Dass sie dafür in der Mongolei sehr viel Kritik einstecken musste, schmerzt sie noch immer. „Ich wurde beleidigt. Mir wurde unterstellt, dass ich mich hätte kaufen lassen. Das war wirklich deprimierend“, erinnert sie sich. Inzwischen sei das aber anders, auch weil immer mehr Mongolen ihre Kinder ins Ausland schicken. 2002 bekam sie die deutsche Staatsbürgerschaft – und schon drei Wochen später wurde sie erstmals für Deutschland Weltmeisterin. Sportdirektor Heiner Gabelmann („Sie hat gezeigt, dass der internationale Weg, den sie geht, richtig sein kann“) Freude sich besonders, dass nach acht Wettbewerben ohne einen einzigen deutschen Finalplatz eine die erste Medaille gewann, die „immer Leistung von sich und anderen fordert“.

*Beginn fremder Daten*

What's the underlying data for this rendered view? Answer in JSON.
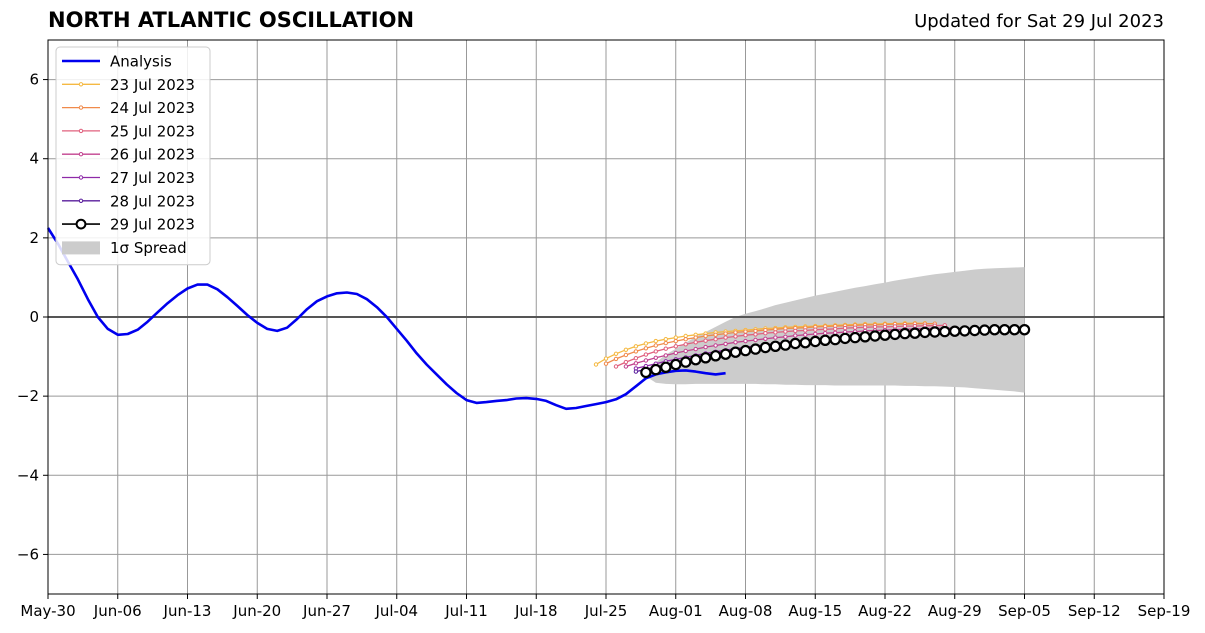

Mit ihrer teilweise offenen Kritik war Dorjsuren schon häufig mit dem Deutschen Schützenbund (DSB) aneinandergeraten, jetzt soll sie in Peking als Vorbild dienen. Heute wollen die Weltmeister Sonja Pfeilschifter (Dreistellungskampf) und Christine Brinker (Skeet) mindestens aufs Treppchen, am Samstag wird von Ralf Schumann sein viertes Olympiagold erwartet. Schließlich, so Gabelmann, „haben wir einiges gutzumachen“. Munkhbayar Dorjsuren hat ihre Mission derweil erfüllt: „Ich hoffe, mit meiner Medaille ist der Druck weg. Jetzt können die anderen entspannt schießen.“ Und sie kann gemeinsam mit ihrer Tochter Olympia als Zuschauerin genießen.